I parked the car, and Soëlie and I went a-gathering...

A bouquet of Black Bryony

Even though I had a hunch as to what it was and had seen others gathering it, I didn't know for sure, so I photographed the shoots and leaves to help with identification.

Black Bryony climbing a tree Black Bryony leaves

A search of google images turned up some photos labeled wild asparagus that resembled what I had found, but I was unconvinced, especially after tasting some of the shoots and finding them extremely bitter. I sadly consigned my find to the trash, unwilling to test a greater amount because of said bitterness without a positive ID. At least I had found some wild onions, making me realize that yes, wildcrafting might yield me slim pickings here, but some pickings are better than none!
Wild onions

After several days of google fail, I finally told Julien of my problem, and he said, "Try googling réponchon.  What you are describing sounds like something we used to eat when I was kid."  Sure enough, he was right: (Translated from the French wikipedia article*) In the south of France, in the Occitan language, Black Bryony is called "reponchon" (pronounced "répountsou" or "ré(s)pountchou").

Black Bryony. OK. English name, easier research, right? No, not really. The English wikipedia entry isn't that helpful at all because it categorically dismisses the plant as toxic, whereas in France, the shoots are commonly eaten, granted even those used to eating réponchons serve them with boiled eggs or potatoes to cut their bitterness.

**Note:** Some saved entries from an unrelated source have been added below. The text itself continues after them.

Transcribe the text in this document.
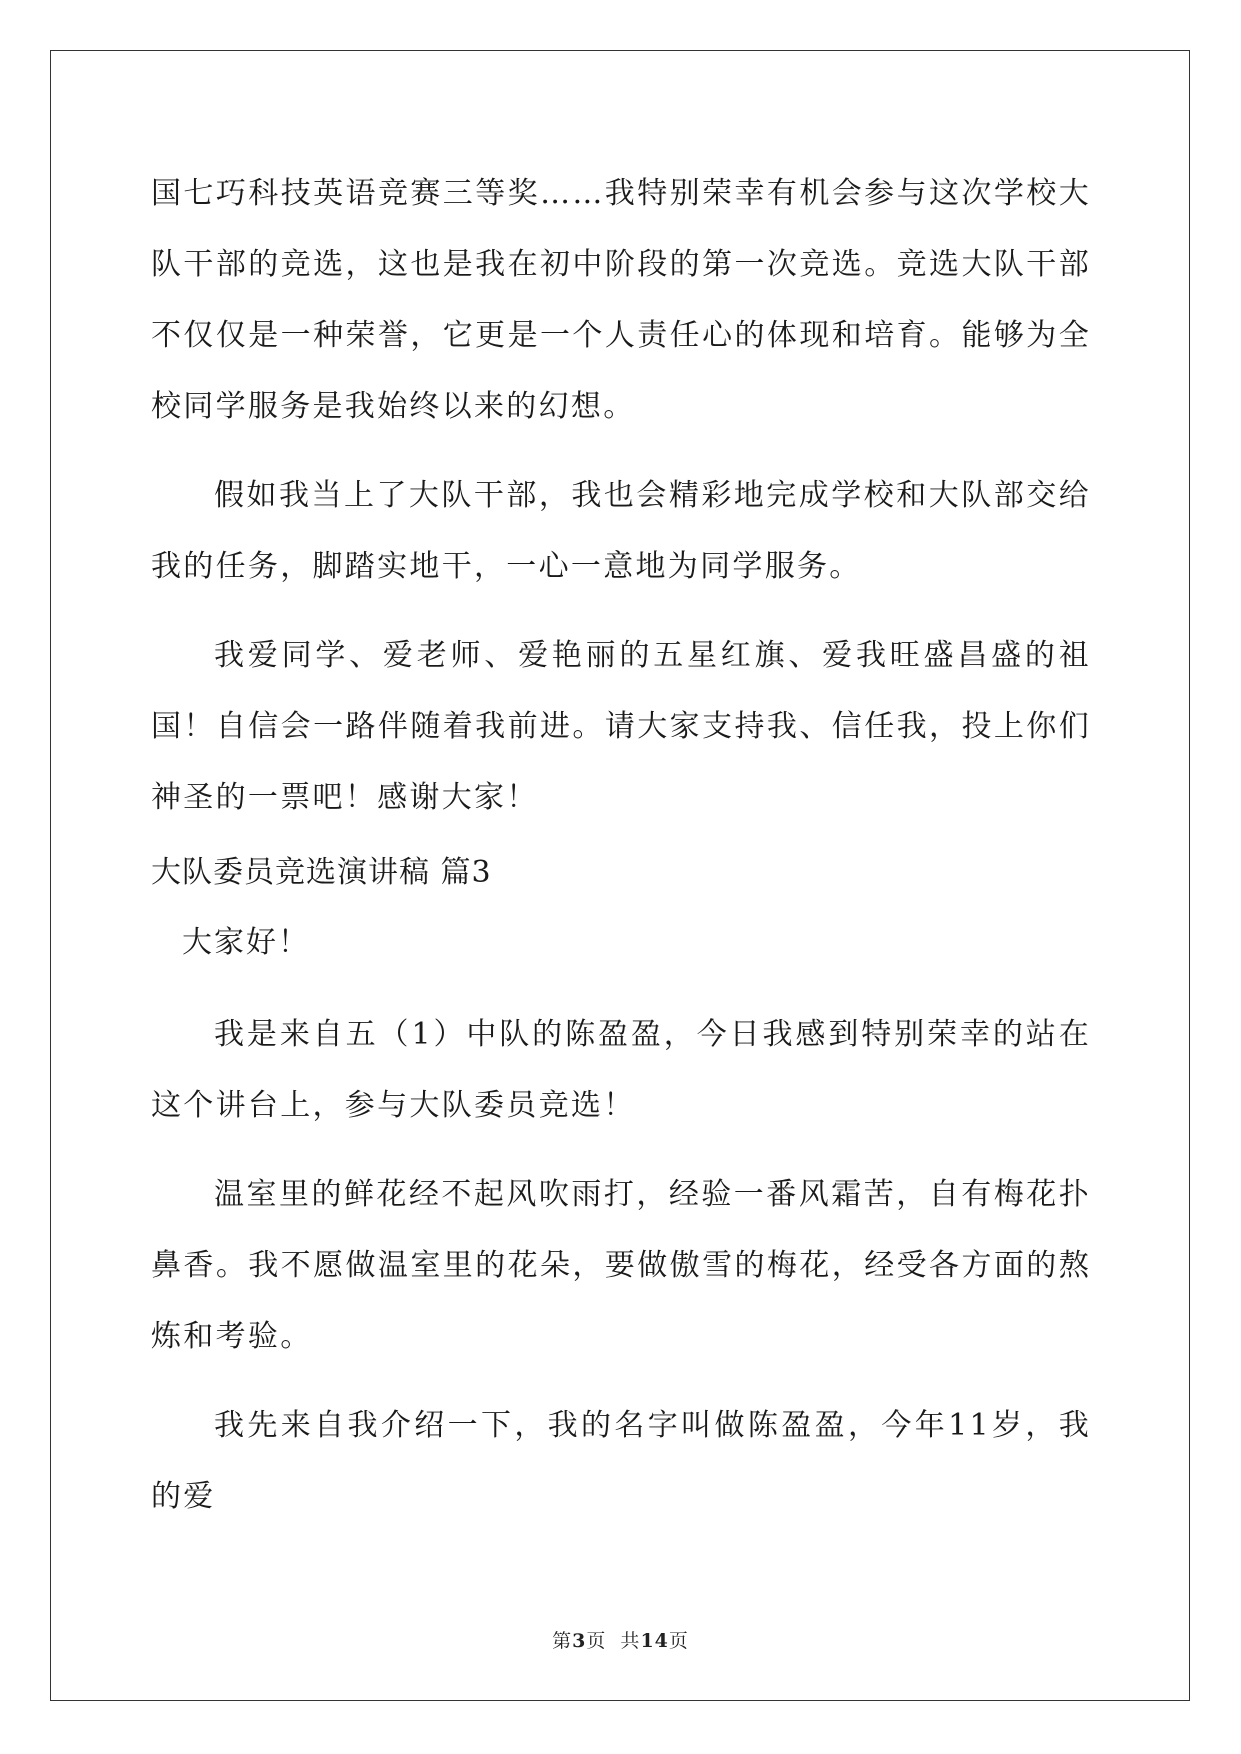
国七巧科技英语竞赛三等奖……我特别荣幸有机会参与这次学校大队干部的竞选，这也是我在初中阶段的第一次竞选。竞选大队干部不仅仅是一种荣誉，它更是一个人责任心的体现和培育。能够为全校同学服务是我始终以来的幻想。

假如我当上了大队干部，我也会精彩地完成学校和大队部交给我的任务，脚踏实地干，一心一意地为同学服务。

我爱同学、爱老师、爱艳丽的五星红旗、爱我旺盛昌盛的祖国！自信会一路伴随着我前进。请大家支持我、信任我，投上你们神圣的一票吧！感谢大家！

大队委员竞选演讲稿 篇3
大家好！

我是来自五（1）中队的陈盈盈，今日我感到特别荣幸的站在这个讲台上，参与大队委员竞选！

温室里的鲜花经不起风吹雨打，经验一番风霜苦，自有梅花扑鼻香。我不愿做温室里的花朵，要做傲雪的梅花，经受各方面的熬炼和考验。

我先来自我介绍一下，我的名字叫做陈盈盈，今年11岁，我的爱

第3页  共14页
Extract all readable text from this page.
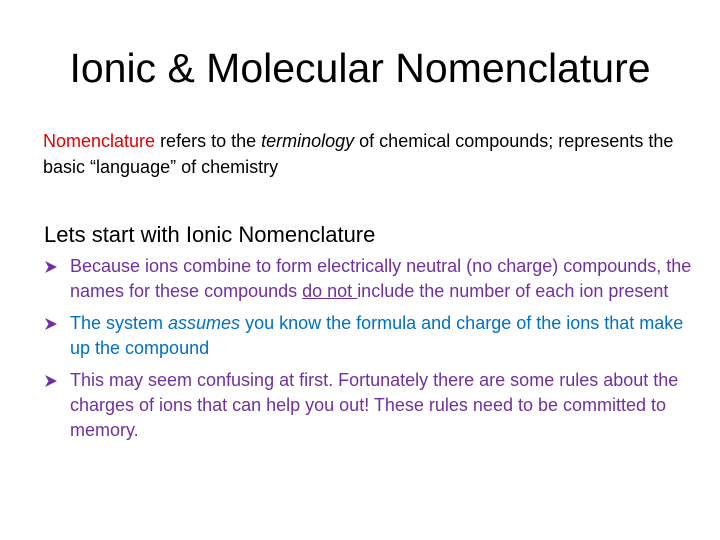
Ionic & Molecular Nomenclature
Nomenclature refers to the terminology of chemical compounds; represents the basic “language” of chemistry
Lets start with Ionic Nomenclature
Because ions combine to form electrically neutral (no charge) compounds, the names for these compounds do not include the number of each ion present
The system assumes you know the formula and charge of the ions that make up the compound
This may seem confusing at first. Fortunately there are some rules about the charges of ions that can help you out! These rules need to be committed to memory.
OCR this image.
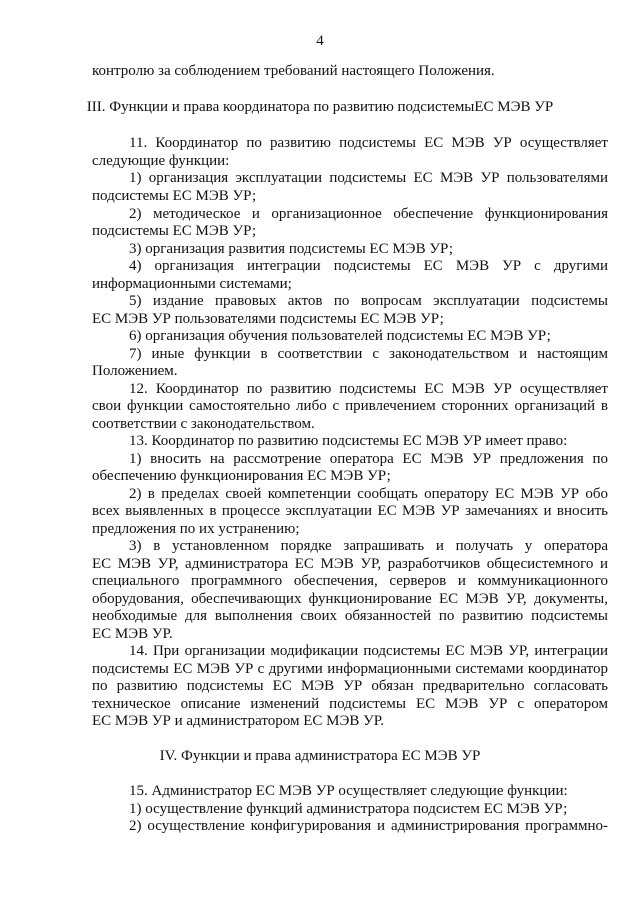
4
контролю за соблюдением требований настоящего Положения.
III. Функции и права координатора по развитию подсистемыЕС МЭВ УР
11. Координатор по развитию подсистемы ЕС МЭВ УР осуществляет
следующие функции:
1) организация эксплуатации подсистемы ЕС МЭВ УР пользователями
подсистемы ЕС МЭВ УР;
2) методическое и организационное обеспечение функционирования
подсистемы ЕС МЭВ УР;
3) организация развития подсистемы ЕС МЭВ УР;
4) организация интеграции подсистемы ЕС МЭВ УР с другими
информационными системами;
5) издание правовых актов по вопросам эксплуатации подсистемы
ЕС МЭВ УР пользователями подсистемы ЕС МЭВ УР;
6) организация обучения пользователей подсистемы ЕС МЭВ УР;
7) иные функции в соответствии с законодательством и настоящим
Положением.
12. Координатор по развитию подсистемы ЕС МЭВ УР осуществляет
свои функции самостоятельно либо с привлечением сторонних организаций в
соответствии с законодательством.
13. Координатор по развитию подсистемы ЕС МЭВ УР имеет право:
1) вносить на рассмотрение оператора ЕС МЭВ УР предложения по
обеспечению функционирования ЕС МЭВ УР;
2) в пределах своей компетенции сообщать оператору ЕС МЭВ УР обо
всех выявленных в процессе эксплуатации ЕС МЭВ УР замечаниях и вносить
предложения по их устранению;
3) в установленном порядке запрашивать и получать у оператора
ЕС МЭВ УР, администратора ЕС МЭВ УР, разработчиков общесистемного и
специального программного обеспечения, серверов и коммуникационного
оборудования, обеспечивающих функционирование ЕС МЭВ УР, документы,
необходимые для выполнения своих обязанностей по развитию подсистемы
ЕС МЭВ УР.
14. При организации модификации подсистемы ЕС МЭВ УР, интеграции
подсистемы ЕС МЭВ УР с другими информационными системами координатор
по развитию подсистемы ЕС МЭВ УР обязан предварительно согласовать
техническое описание изменений подсистемы ЕС МЭВ УР с оператором
ЕС МЭВ УР и администратором ЕС МЭВ УР.
IV. Функции и права администратора ЕС МЭВ УР
15. Администратор ЕС МЭВ УР осуществляет следующие функции:
1) осуществление функций администратора подсистем ЕС МЭВ УР;
2) осуществление конфигурирования и администрирования программно-
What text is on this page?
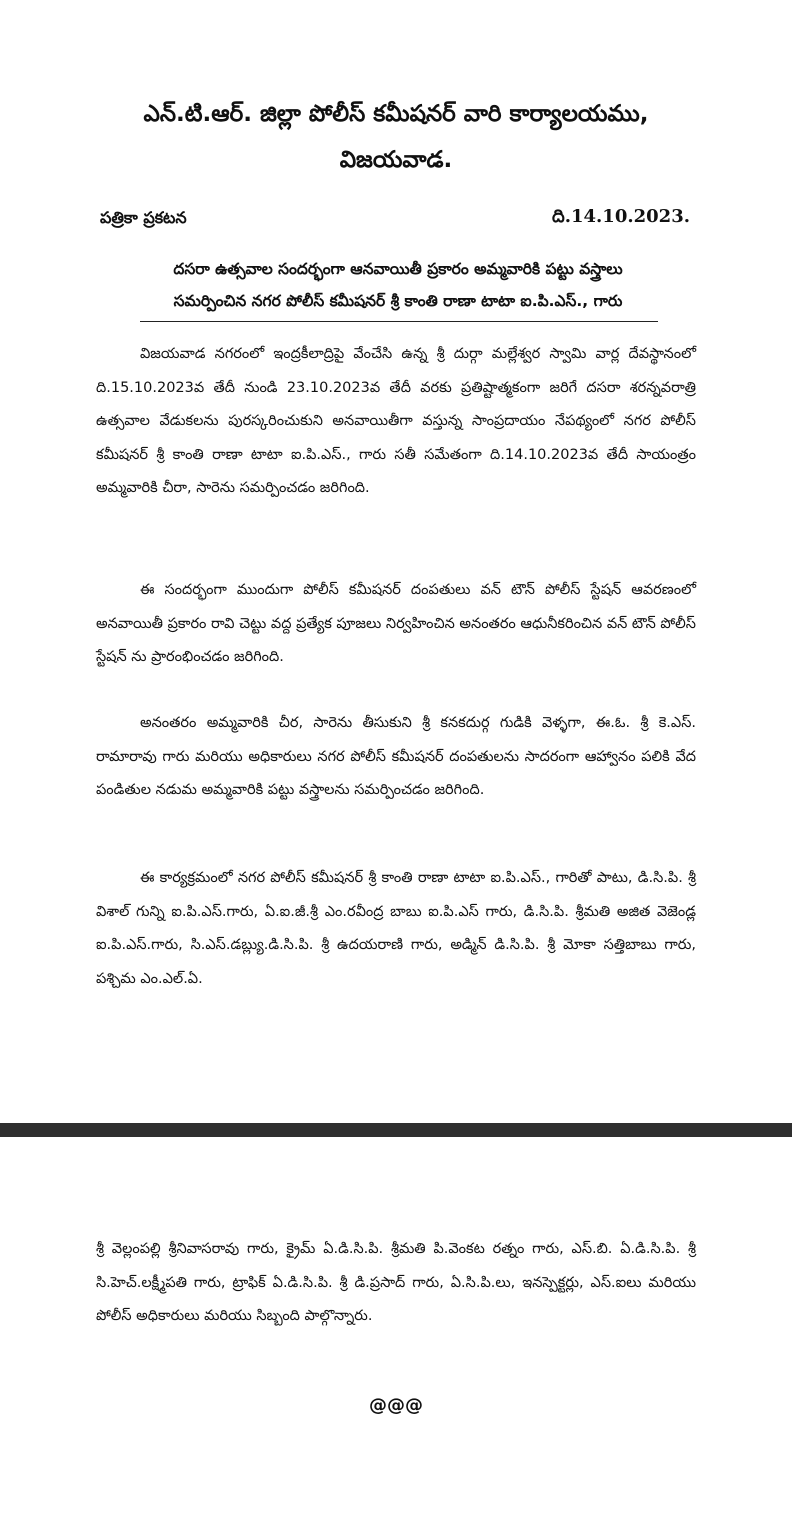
ఎన్.టి.ఆర్. జిల్లా పోలీస్ కమీషనర్ వారి కార్యాలయము,
విజయవాడ.
పత్రికా ప్రకటన	ది.14.10.2023.
దసరా ఉత్సవాల సందర్భంగా ఆనవాయితీ ప్రకారం అమ్మవారికి పట్టు వస్త్రాలు
సమర్పించిన నగర పోలీస్ కమీషనర్ శ్రీ కాంతి రాణా టాటా ఐ.పి.ఎస్., గారు

విజయవాడ నగరంలో ఇంద్రకీలాద్రిపై వేంచేసి ఉన్న శ్రీ దుర్గా మల్లేశ్వర స్వామి వార్ల దేవస్థానంలో ది.15.10.2023వ తేదీ నుండి 23.10.2023వ తేదీ వరకు ప్రతిష్టాత్మకంగా జరిగే దసరా శరన్నవరాత్రి ఉత్సవాల వేడుకలను పురస్కరించుకుని అనవాయితీగా వస్తున్న సాంప్రదాయం నేపథ్యంలో నగర పోలీస్ కమీషనర్ శ్రీ కాంతి రాణా టాటా ఐ.పి.ఎస్., గారు సతీ సమేతంగా ది.14.10.2023వ తేదీ సాయంత్రం అమ్మవారికి చీరా, సారెను సమర్పించడం జరిగింది.

ఈ సందర్భంగా ముందుగా పోలీస్ కమీషనర్ దంపతులు వన్ టౌన్ పోలీస్ స్టేషన్ ఆవరణంలో అనవాయితీ ప్రకారం రావి చెట్టు వద్ద ప్రత్యేక పూజలు నిర్వహించిన అనంతరం ఆధునీకరించిన వన్ టౌన్ పోలీస్ స్టేషన్ ను ప్రారంభించడం జరిగింది.

అనంతరం అమ్మవారికి చీర, సారెను తీసుకుని శ్రీ కనకదుర్గ గుడికి వెళ్ళగా, ఈ.ఓ. శ్రీ కె.ఎస్. రామారావు గారు మరియు అధికారులు నగర పోలీస్ కమీషనర్ దంపతులను సాదరంగా ఆహ్వానం పలికి వేద పండితుల నడుమ అమ్మవారికి పట్టు వస్త్రాలను సమర్పించడం జరిగింది.

ఈ కార్యక్రమంలో నగర పోలీస్ కమీషనర్ శ్రీ కాంతి రాణా టాటా ఐ.పి.ఎస్., గారితో పాటు, డి.సి.పి. శ్రీ విశాల్ గున్ని ఐ.పి.ఎస్.గారు, ఏ.ఐ.జీ.శ్రీ ఎం.రవీంద్ర బాబు ఐ.పి.ఎస్ గారు, డి.సి.పి. శ్రీమతి అజిత వెజెండ్ల ఐ.పి.ఎస్.గారు, సి.ఎస్.డబ్ల్యు.డి.సి.పి. శ్రీ ఉదయరాణి గారు, అడ్మిన్ డి.సి.పి. శ్రీ మోకా సత్తిబాబు గారు, పశ్చిమ ఎం.ఎల్.ఏ.

శ్రీ వెల్లంపల్లి శ్రీనివాసరావు గారు, క్రైమ్ ఏ.డి.సి.పి. శ్రీమతి పి.వెంకట రత్నం గారు, ఎస్.బి. ఏ.డి.సి.పి. శ్రీ సి.హెచ్.లక్ష్మీపతి గారు, ట్రాఫిక్ ఏ.డి.సి.పి. శ్రీ డి.ప్రసాద్ గారు, ఏ.సి.పి.లు, ఇనస్పెక్టర్లు, ఎస్.ఐలు మరియు పోలీస్ అధికారులు మరియు సిబ్బంది పాల్గొన్నారు.

@@@
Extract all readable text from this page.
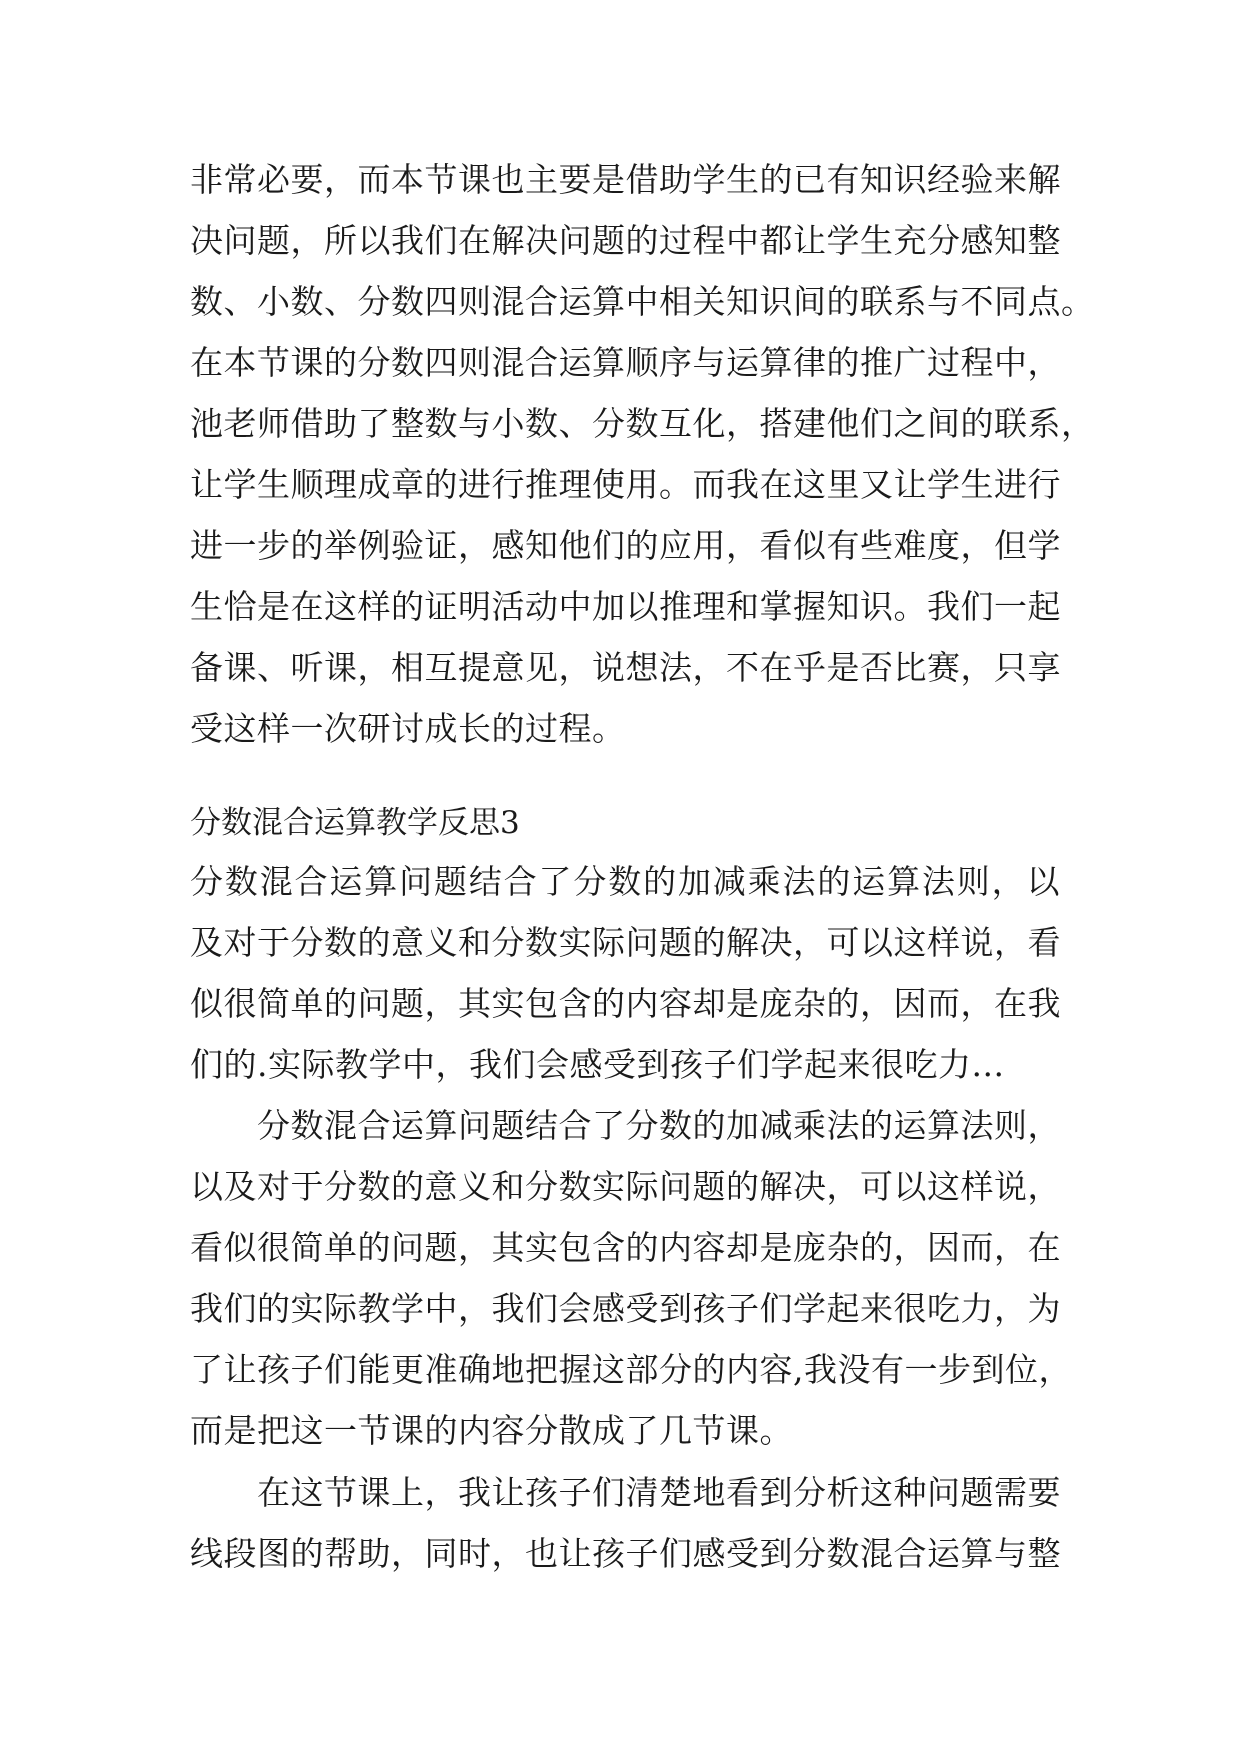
非常必要，而本节课也主要是借助学生的已有知识经验来解
决问题，所以我们在解决问题的过程中都让学生充分感知整
数、小数、分数四则混合运算中相关知识间的联系与不同点。
在本节课的分数四则混合运算顺序与运算律的推广过程中，
池老师借助了整数与小数、分数互化，搭建他们之间的联系，
让学生顺理成章的进行推理使用。而我在这里又让学生进行
进一步的举例验证，感知他们的应用，看似有些难度，但学
生恰是在这样的证明活动中加以推理和掌握知识。我们一起
备课、听课，相互提意见，说想法，不在乎是否比赛，只享
受这样一次研讨成长的过程。
分数混合运算教学反思3
分数混合运算问题结合了分数的加减乘法的运算法则，以
及对于分数的意义和分数实际问题的解决，可以这样说，看
似很简单的问题，其实包含的内容却是庞杂的，因而，在我
们的.实际教学中，我们会感受到孩子们学起来很吃力...
　　分数混合运算问题结合了分数的加减乘法的运算法则，
以及对于分数的意义和分数实际问题的解决，可以这样说，
看似很简单的问题，其实包含的内容却是庞杂的，因而，在
我们的实际教学中，我们会感受到孩子们学起来很吃力，为
了让孩子们能更准确地把握这部分的内容,我没有一步到位，
而是把这一节课的内容分散成了几节课。
　　在这节课上，我让孩子们清楚地看到分析这种问题需要
线段图的帮助，同时，也让孩子们感受到分数混合运算与整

Recipes of how to handle and cook them French.

Armed with my new knowledge and determined to give Black Bryony another chance, the wee Sprout and I went back out to the woods to gather a few more shoots. 
En agissant ensemble on agit vraiment

We also found lemon balm (the leaves pictured, not the flowers) 
Lemon balm (Melissa officinalis)

and narrowleaf plantain (aka ribwort plantain, English plantain, buckhorn plantain...)

narrowleaf plantain well as dandelion leaves for salad.  Did you know that in France, there is a Society of Dandelion (Product) Tasters?  There is.  How about those costumes?

The Black Bryony was just fine in the egg salad I made with the Easter eggs, but it will never take the place of milkweed in my wildcrafting heart!
* Other colorful names for Black Bryony in French are: Devil's Grape, The Seal of Notre Dame, and battered women's herb, the last due to its bruise-healing properties.